O'Brien didn’t realize then that Sheffield intended the Karma Society to be their answer. But in the morning he woke up to find a printed document of the so-called society lying where Sheffield has laid only hours before. It was what Sheffield had set his mind on, it was something he planned to talk O'Brien into.
He didn’t know what changed Sheffield, if it was something offered by the Karma Society or if his behavior was always like this, hidden until it was able to be shown. The rules of the society were weak when it came to the researchers and other staff involved directly with the Cyber Shaman and Asura-01 program. Even the rule of not killing anyone became only paperwork.

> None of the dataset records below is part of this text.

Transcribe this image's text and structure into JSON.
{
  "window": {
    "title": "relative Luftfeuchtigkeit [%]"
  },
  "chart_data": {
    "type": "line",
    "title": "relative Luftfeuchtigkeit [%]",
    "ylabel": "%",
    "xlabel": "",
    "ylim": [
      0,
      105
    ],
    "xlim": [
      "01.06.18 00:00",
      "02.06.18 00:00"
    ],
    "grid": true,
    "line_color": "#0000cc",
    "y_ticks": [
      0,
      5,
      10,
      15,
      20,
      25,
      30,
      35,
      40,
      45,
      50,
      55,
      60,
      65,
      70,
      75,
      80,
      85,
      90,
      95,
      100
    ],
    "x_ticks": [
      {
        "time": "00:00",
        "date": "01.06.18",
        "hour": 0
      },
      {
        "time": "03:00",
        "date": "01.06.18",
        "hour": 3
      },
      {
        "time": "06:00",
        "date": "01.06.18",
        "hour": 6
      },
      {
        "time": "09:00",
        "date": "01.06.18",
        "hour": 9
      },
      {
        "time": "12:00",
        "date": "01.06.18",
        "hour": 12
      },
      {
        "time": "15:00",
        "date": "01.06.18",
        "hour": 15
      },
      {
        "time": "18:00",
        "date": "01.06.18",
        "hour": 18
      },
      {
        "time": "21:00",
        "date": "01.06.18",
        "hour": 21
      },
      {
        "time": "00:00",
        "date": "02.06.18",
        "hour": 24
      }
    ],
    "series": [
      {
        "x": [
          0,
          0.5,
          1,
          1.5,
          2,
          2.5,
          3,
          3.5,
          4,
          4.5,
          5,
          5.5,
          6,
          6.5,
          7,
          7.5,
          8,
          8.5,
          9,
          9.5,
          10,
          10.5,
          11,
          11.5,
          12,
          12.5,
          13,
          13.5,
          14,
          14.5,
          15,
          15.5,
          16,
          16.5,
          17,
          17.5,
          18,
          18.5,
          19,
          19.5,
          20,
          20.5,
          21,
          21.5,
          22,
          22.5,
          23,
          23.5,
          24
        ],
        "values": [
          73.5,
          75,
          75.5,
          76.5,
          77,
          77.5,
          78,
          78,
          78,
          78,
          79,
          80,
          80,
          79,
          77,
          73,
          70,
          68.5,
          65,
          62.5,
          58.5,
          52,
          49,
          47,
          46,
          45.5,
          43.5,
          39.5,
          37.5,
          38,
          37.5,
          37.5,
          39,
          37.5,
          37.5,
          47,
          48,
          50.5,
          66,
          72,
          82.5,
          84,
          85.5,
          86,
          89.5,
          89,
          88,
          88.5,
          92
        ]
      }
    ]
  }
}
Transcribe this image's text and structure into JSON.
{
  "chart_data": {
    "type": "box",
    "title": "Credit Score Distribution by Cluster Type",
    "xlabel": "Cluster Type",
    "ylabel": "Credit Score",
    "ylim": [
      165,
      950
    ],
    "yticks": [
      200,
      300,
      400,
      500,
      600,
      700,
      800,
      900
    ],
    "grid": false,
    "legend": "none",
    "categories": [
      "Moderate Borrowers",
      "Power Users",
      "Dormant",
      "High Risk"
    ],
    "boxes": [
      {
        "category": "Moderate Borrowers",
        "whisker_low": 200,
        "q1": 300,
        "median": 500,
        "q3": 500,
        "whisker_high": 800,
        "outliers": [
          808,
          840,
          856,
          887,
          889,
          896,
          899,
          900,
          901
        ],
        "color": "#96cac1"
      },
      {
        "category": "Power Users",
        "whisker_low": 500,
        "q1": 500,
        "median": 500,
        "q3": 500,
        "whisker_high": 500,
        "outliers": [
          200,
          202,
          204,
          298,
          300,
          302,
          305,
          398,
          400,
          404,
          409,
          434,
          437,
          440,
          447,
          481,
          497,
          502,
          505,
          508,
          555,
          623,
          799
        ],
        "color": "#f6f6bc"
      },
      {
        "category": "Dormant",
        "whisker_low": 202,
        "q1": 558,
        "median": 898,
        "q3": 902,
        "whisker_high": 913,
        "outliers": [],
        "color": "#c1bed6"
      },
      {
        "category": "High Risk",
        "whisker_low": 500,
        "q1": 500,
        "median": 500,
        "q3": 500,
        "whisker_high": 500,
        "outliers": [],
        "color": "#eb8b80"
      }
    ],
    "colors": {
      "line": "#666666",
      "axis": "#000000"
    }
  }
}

He felt as if there was no way to reach Sheffield, there was always a wall that divided them. Serph was able to slip behind anyone’s walls, but his own intentions would always be hidden. The weight of the projects is what separated them. He hadn’t changed, however, O’Brien had. Once nervous, too awkward to fit in, and too quiet to stand out--it was eaten by deep rage, uncontrollable anger that became undesirable. He was moody, difficult to deal with, and continuously struggling with the notion that his inability to properly work with his coworkers may be what results in such failures by the company.
He throws his stuff down in the hall of his apartment. It’s dreary, wallpaper faded with age and peeling in the corners showing off hidden grudge. The color of the wallpaper, puckered from moisture, pulpy to the touch, and yellowed from cigarette smoke that fills the air occasionally. The tenant would be mad if they knew, and O’Brien knows if he ever were to escape this hell, there would be higher charges for the damages created.
But he knows he won’t make it out alive. He is the shepherd with his back turned to the wolf who waits in the darkness, cruel jaws that snap with saliva flowing from jowls. Though the wolf would be nothing more than another soul in front of God who saw them all as equal before his gates, but it leaves him with questions unanswered. Standing there alone in the dark, O'Brien clasps his hands together in prayer, closing his eyes, if God was truly listening in on every prayer, every thought directed in His direction, would he be okay with what was happening?